Skip to content

∞ Summary Index

Documentation

  • Class name: LLMSummaryIndex
  • Category: SALT/Language Toolkit/Indexing
  • Output node: False

The LLMSummaryIndex node is designed to create a summary index from a collection of documents using a specified language model embedding. It processes each document to handle metadata and text, applying sentence splitting as part of its transformation steps, and then constructs an index that can be used for summarizing or retrieving information from the documents.

Input types

Required

  • llm_model
    • The language model and its embedding model used for generating document summaries. It's crucial for determining the embedding strategy for the documents.
    • Comfy dtype: LLM_MODEL
    • Python dtype: Dict[str, Any]
  • document
    • A list of documents to be indexed. Each document's text and metadata are processed for indexing.
    • Comfy dtype: DOCUMENT
    • Python dtype: List[Document]

Optional

  • optional_llm_context
    • Optional context provided to the language model during the indexing process. It can be used to tailor the embedding process to specific requirements or contexts.
    • Comfy dtype: LLM_CONTEXT
    • Python dtype: Optional[Dict[str, Any]]

Output types

  • llm_index
    • Comfy dtype: LLM_INDEX
    • The summary index created from the documents, ready for use in summarization or information retrieval tasks.
    • Python dtype: SummaryIndex

Usage tips

  • Infra type: CPU
  • Common nodes: unknown

Source code

class LLMSummaryIndex:
    @classmethod
    def INPUT_TYPES(cls):
        return {
            "required": {
                "llm_model": ("LLM_MODEL",),
                "document": ("DOCUMENT",),
            },
            "optional": {
                "optional_llm_context": ("LLM_CONTEXT",),
            },
        }

    RETURN_TYPES = ("LLM_INDEX",)
    RETURN_NAMES = ("llm_index",)

    FUNCTION = "index"
    CATEGORY = f"{MENU_NAME}/{SUB_MENU_NAME}/Indexing"
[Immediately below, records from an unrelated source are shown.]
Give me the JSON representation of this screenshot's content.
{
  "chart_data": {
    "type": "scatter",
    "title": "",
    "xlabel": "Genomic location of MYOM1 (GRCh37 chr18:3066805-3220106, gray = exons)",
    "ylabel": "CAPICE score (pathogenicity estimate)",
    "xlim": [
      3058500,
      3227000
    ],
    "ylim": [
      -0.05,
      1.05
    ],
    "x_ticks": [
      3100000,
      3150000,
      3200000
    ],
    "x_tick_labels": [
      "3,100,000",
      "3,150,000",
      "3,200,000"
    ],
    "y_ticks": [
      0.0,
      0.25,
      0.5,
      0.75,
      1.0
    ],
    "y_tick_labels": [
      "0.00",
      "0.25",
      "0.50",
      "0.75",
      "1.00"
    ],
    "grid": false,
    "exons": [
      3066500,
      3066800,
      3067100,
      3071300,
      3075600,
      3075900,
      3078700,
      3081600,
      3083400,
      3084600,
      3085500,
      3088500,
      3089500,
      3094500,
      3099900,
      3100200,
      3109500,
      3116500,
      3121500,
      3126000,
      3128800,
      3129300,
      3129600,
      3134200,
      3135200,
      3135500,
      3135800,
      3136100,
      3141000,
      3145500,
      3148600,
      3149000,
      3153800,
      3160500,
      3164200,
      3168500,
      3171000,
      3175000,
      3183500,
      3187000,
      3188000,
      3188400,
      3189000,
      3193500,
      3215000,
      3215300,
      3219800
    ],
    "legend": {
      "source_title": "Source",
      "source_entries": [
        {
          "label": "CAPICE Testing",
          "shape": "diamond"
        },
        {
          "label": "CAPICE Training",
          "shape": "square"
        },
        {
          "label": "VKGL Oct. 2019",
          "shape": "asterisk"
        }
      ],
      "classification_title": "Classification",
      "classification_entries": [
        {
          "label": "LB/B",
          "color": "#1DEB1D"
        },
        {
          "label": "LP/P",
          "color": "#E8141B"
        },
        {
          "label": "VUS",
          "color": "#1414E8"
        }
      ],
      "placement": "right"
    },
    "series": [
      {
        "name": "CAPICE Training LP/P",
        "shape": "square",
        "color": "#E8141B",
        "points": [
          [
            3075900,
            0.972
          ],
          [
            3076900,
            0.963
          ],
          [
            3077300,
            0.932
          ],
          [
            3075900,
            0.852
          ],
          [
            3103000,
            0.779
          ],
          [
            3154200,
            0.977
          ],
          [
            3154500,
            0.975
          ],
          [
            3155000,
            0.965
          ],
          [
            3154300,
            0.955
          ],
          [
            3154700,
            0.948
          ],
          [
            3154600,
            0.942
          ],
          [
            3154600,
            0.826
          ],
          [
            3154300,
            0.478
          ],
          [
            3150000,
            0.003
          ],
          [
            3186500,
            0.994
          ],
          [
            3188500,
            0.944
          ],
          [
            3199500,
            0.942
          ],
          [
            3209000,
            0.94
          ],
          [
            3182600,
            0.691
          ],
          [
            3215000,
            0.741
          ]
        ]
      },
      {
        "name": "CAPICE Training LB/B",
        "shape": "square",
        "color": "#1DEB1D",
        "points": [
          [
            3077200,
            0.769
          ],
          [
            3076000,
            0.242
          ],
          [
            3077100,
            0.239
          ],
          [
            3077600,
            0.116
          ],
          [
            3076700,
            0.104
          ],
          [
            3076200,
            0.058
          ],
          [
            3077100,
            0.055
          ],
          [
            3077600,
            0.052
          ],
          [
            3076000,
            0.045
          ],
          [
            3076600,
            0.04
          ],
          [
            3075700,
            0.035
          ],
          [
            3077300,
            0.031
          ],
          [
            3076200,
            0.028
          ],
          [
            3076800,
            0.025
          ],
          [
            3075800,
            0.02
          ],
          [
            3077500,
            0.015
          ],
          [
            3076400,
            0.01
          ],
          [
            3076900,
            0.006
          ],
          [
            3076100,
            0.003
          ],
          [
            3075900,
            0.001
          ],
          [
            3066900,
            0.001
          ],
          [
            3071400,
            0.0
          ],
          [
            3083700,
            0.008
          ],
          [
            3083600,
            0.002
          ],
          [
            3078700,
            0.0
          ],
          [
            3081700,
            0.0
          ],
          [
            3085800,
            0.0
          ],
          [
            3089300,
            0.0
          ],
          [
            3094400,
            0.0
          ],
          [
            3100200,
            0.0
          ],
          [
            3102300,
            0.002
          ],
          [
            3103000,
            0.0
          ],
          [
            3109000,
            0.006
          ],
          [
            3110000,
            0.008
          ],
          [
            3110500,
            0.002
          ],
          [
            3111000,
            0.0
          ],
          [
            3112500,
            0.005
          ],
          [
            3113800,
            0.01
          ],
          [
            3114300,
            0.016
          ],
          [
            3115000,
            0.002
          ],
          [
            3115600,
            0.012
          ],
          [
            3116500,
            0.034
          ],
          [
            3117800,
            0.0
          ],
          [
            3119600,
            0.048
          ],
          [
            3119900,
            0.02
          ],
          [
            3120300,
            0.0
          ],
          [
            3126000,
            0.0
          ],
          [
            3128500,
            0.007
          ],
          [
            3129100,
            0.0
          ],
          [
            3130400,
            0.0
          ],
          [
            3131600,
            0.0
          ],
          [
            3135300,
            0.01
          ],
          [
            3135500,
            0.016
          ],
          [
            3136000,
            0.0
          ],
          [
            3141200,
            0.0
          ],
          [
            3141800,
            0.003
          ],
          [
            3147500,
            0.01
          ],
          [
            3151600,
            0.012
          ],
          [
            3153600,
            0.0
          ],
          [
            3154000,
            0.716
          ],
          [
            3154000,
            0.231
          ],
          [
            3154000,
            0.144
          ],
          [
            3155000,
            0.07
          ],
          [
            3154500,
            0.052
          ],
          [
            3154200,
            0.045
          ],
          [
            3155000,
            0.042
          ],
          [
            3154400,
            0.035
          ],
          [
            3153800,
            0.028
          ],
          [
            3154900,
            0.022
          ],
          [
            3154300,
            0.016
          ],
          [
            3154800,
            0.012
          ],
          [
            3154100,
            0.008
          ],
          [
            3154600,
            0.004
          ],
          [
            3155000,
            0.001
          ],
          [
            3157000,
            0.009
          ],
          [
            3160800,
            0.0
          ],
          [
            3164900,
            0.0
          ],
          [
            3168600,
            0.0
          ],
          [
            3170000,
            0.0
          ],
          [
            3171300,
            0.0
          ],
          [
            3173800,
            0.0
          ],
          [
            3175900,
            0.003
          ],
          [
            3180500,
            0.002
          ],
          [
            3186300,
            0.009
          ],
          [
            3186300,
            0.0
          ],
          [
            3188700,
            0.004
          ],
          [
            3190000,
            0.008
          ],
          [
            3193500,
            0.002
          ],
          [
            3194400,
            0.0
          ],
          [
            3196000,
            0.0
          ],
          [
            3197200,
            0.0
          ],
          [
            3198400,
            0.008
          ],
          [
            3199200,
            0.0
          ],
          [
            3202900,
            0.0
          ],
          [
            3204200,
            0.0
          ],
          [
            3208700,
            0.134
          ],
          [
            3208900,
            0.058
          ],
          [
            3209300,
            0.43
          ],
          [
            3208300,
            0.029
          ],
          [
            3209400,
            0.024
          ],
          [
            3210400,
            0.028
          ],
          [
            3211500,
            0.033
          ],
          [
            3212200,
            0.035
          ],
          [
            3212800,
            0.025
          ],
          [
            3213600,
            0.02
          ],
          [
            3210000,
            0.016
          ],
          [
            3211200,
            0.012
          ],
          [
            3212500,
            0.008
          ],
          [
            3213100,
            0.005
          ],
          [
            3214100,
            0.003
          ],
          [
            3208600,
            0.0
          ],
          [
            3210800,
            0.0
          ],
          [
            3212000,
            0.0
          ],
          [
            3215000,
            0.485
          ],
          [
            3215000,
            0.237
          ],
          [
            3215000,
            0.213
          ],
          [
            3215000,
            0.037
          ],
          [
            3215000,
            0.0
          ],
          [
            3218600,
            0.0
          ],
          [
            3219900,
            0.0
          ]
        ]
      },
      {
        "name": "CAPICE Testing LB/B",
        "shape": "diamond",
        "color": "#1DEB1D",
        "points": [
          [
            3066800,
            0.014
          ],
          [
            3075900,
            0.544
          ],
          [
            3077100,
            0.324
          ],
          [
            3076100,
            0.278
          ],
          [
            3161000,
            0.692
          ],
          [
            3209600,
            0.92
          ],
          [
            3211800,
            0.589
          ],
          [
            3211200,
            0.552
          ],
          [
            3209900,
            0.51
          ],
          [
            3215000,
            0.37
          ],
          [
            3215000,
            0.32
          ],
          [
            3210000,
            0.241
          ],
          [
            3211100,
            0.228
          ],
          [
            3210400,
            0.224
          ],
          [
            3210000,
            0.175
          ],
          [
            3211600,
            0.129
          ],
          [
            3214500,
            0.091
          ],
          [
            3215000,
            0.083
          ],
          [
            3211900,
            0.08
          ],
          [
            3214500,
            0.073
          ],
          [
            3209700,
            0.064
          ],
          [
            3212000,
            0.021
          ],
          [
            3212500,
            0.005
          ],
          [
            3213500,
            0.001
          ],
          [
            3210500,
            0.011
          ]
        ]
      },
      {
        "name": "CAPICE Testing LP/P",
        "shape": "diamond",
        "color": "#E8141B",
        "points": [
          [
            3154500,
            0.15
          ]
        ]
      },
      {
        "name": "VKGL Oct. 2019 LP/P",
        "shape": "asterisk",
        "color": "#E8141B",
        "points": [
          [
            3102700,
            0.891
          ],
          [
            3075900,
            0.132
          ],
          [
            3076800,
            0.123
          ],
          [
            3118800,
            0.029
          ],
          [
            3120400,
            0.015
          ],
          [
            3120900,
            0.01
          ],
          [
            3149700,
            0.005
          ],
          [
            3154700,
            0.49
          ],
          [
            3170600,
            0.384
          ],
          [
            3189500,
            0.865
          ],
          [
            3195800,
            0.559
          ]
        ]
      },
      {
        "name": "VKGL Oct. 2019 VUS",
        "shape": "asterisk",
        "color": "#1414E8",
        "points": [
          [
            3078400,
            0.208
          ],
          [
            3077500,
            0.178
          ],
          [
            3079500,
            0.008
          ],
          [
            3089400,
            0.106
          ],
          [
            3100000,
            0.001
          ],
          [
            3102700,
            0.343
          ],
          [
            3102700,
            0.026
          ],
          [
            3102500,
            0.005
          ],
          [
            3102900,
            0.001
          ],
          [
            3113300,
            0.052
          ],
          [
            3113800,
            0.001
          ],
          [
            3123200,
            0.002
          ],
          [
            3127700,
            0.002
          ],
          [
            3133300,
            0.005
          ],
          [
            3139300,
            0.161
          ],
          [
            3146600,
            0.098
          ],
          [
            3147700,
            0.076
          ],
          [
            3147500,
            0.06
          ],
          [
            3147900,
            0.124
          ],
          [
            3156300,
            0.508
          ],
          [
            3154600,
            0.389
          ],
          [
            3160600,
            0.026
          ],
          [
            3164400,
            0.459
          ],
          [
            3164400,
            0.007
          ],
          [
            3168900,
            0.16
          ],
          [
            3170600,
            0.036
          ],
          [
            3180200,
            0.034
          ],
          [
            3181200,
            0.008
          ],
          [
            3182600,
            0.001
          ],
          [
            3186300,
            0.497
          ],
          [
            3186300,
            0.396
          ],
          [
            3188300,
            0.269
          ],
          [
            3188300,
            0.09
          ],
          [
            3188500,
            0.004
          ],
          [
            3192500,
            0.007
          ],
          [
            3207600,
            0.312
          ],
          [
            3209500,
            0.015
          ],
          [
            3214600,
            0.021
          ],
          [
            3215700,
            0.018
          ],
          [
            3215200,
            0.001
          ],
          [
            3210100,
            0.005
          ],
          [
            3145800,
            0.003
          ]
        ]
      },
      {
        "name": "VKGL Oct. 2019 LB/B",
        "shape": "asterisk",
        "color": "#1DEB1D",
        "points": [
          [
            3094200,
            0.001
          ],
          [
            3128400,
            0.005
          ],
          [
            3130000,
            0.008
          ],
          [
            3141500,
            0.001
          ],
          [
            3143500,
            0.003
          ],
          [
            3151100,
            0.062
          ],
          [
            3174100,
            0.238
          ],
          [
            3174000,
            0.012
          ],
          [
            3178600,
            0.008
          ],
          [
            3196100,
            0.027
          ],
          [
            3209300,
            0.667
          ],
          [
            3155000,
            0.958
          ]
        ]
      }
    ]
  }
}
    def index(self, llm_model, document, optional_llm_context=None):

        embed_model = llm_model.get("embed_model", None)

        if not embed_model:
            raise ValueError("Unable to determine LLM Embedding Model")

        splitter = SentenceSplitter(chunk_size=1024, chunk_overlap=0)
        tokenizer = MockTokenizer(max_tokens=1024, char_per_token=1)

        documents = []
        for doc in document:
            logger.info("Document:")
            logger.data(doc)
            logger.info("\n==================\n")
            metadata = {}
            text = doc.text
            if doc.metadata:
                metadata = doc.metadata
                token_count = tokenizer.count(metadata)
                if token_count > 1024:
                    metadata = tokenizer.truncate(metadata)
            documents.append(Document(text=text, extra_info=metadata))

        index = SummaryIndex.from_documents(
            documents, 
            embed_model=embed_model, 
            service_context=optional_llm_context or None,
            transformations=[splitter]
            )
        return (index,)